Se noi comprendiamo l’annuncio della risurrezione, allora conosciamo che il cielo non è totalmente chiuso al di sopra della terra. Allora qualcosa della luce di Dio – ancora in modo timido e tuttavia potente – penetra nella nostra vita. Allora sorgerà in noi la gioia, che noi altrimenti aspetteremmo inutilmente, ed ogni persona nella quale è penetrato qualcosa di questa gioia può essere a suo modo un’apertura attraverso la quale il cielo guarda alla terra e giunge a noi” (p. 107).

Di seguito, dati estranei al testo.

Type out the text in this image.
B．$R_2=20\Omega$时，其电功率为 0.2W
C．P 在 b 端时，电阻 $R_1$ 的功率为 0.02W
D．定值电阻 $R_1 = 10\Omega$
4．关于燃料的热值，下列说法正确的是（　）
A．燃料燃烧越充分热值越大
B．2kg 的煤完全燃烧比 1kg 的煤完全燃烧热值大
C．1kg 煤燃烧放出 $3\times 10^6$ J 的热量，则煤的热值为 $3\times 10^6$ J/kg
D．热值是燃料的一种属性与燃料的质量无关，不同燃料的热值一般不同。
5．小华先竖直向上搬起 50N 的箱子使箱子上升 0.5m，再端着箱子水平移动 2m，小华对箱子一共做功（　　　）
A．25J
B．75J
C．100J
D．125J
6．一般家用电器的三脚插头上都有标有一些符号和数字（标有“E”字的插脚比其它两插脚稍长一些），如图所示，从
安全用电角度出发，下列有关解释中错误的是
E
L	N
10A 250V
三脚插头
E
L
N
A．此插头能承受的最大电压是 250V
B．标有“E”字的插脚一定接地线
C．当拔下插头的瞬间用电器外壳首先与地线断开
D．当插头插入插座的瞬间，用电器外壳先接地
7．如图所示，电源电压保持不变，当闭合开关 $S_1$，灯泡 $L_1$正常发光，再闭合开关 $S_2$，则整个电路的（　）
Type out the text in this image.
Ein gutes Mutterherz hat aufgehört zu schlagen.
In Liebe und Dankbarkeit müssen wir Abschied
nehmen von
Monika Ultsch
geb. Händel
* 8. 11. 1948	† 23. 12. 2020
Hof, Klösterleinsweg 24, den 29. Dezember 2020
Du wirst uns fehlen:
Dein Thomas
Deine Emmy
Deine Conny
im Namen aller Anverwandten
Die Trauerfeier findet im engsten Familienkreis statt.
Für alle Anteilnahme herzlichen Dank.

Mentre fissiamo lo sguardo su Gesù dobbiamo anche riflettere sul perché molti cristiani, forse troppi, ancora non siano stati contagiati dalla gioia del Risorto. E anche sul motivo per cui molti uomini non credenti sospettino che la fede cristiana sia una fede triste e musona. Fisso lo sguardo su Gesù possiamo attingere ad un nuovo tipo di gioia e, come sostiene Ratzinger, diventare “un’apertura attraverso la quale il cielo guarda alla terra”.

Anche se forse la ragione più semplice e più vera per tenere fisso lo sguardo su Gesù, pur da lontano, è che noi fissiamo lo sguardo su di lui come lui da sempre, come un innamorato, ha fissato lo sguardo su di noi.